Although production companies as a whole are in principle allowed to continue production in most cases, they have to weather constant supply bottlenecks due to the crisis. In addition, there has been a considerable slump in international demand in many areas, especially in the textile industry, which is strongly represented in Vietnam.

Visas, residency permits and work permits

Entry visas have not been issued since March 22. The possibility of visa-free entry for Germans as well as for many other nationalities has been abolished. The only exceptions to the entry ban are those with diplomatic or service passports. In July/August there were still a few exceptions for experts and qualified specialists from the economic sector. On arrival, all those entering the country must undergo a health examination and a two-week quarantine in accordance with the current regulations. In addition, travelers from many countries, especially from Europe and the USA, must present a certificate stating that they are “corona free”.

Foreigners who already have a work permit and are in Vietnam can have it extended for another 2 years. Foreigners who are already in Vietnam and apply for a new work permit cannot currently obtain one. In such cases, it is usually not possible to obtain a residence permit for 1 or 2 years, but only a visa extension of 1 - 3 months. The latter is also necessary because at present it is only possible to leave the country with difficulty, if at all. Entry with a business visa is only possible for required experts with a special permit.

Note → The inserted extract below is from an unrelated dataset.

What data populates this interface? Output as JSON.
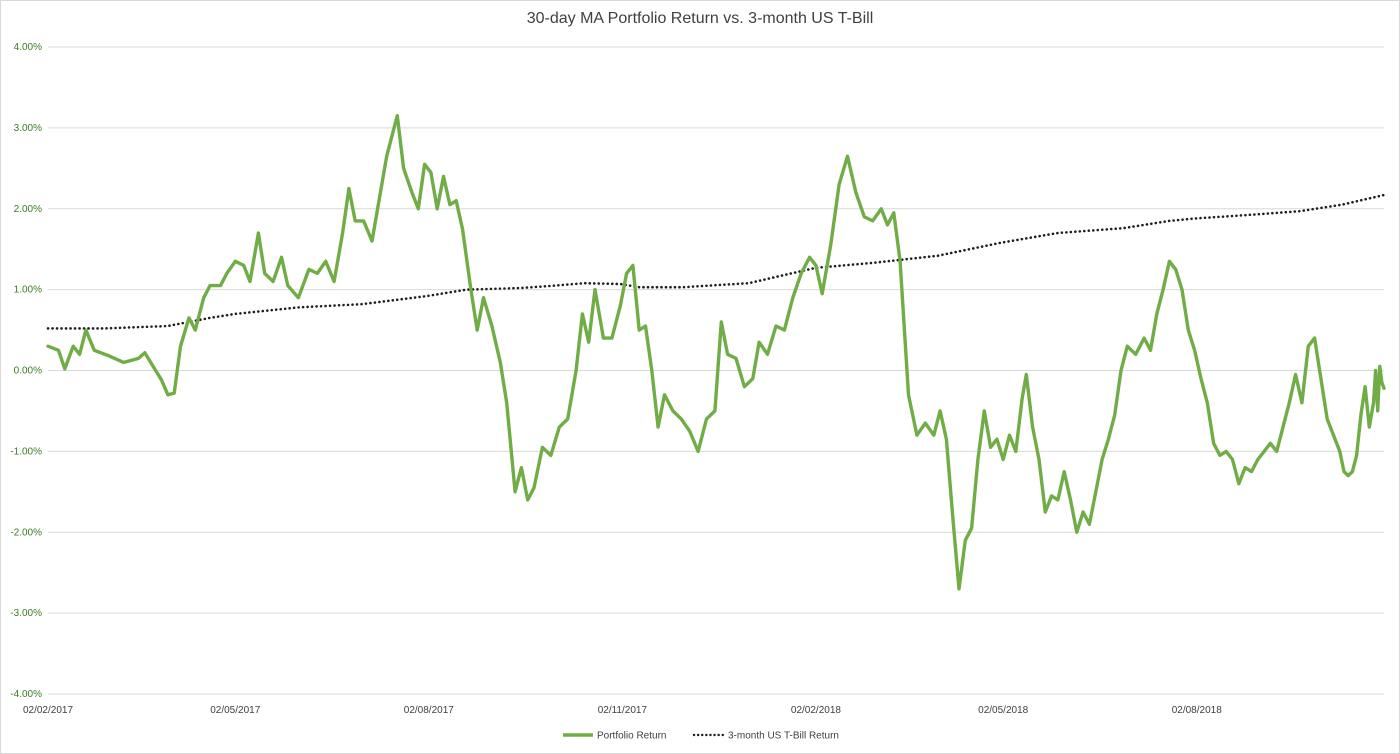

Foreigners already in Vietnam had to provide information about the date of entry, their state of health etc. in an app or on the website of the competent authority.

Legal aspects

In connection with the Covid-19 situation, many companies also face legal questions, in particular with regard to labor law issues. Above all, if there is only limited work or no work at all left in a company, it must be examined whether work suspension is possible, whether unpaid leave can be granted, what a furlough scheme may look like in Vietnam and whether state subsidies are available. All of the above measures can also be implemented under Vietnamese law, but generally require the employee's consent in the event of a reduction in salary. A classic furlough scheme like it is common in Germany does not exist, for example. However, it can be achieved by a mixed model of agreed partial release from work. Corresponding measures under labor law should only be taken here after careful consideration and a thorough examination of the legal situation and the employment contracts, taking into account the individual case.

In addition, the government has already enacted a large number of regulations which, taking the Corona crisis into account, permit suspension or late payment without interest charges and fines, e.g. in the area of tax and social law, but also in other legal areas.

Other regulations allow employers who have had to temporarily release at least 50 per cent of their employees to suspend payments for pension insurance schemes under certain conditions, but also, for example, the payment of trade union dues to the Trade Union, which are obligatory in Vietnam. Here too, against the background of the large number of regulations for the individual company, it must be examined in good time and on a case-by-case basis which regulations can be made applicable to the company.

The government has set up a social program for companies and private individuals amounting to 2.7 billion US dollar (almost one per cent of GDP). Most of the measures are designed to secure the livelihoods of particularly affected sections of the population. By mid-June 2020, an estimated 6.5 million households are expected to have received support payments.
In addition, the government has ordered the banks to grant loans amounting to 12.1 billion US dollars at reduced interest rates.


After a long period of 99 days without a single case of Corona transmission within the country, Vietnam has now been struggling with a new outbreak since the end of July, that has so far almost exclusively affected the centre of the country, leading to a regional lockdown there. At the moment, there are many indications that Vietnam could once again succeed in catching the outbreak and continuing economic life largely unhindered with the now almost familiar, common Corona restrictions.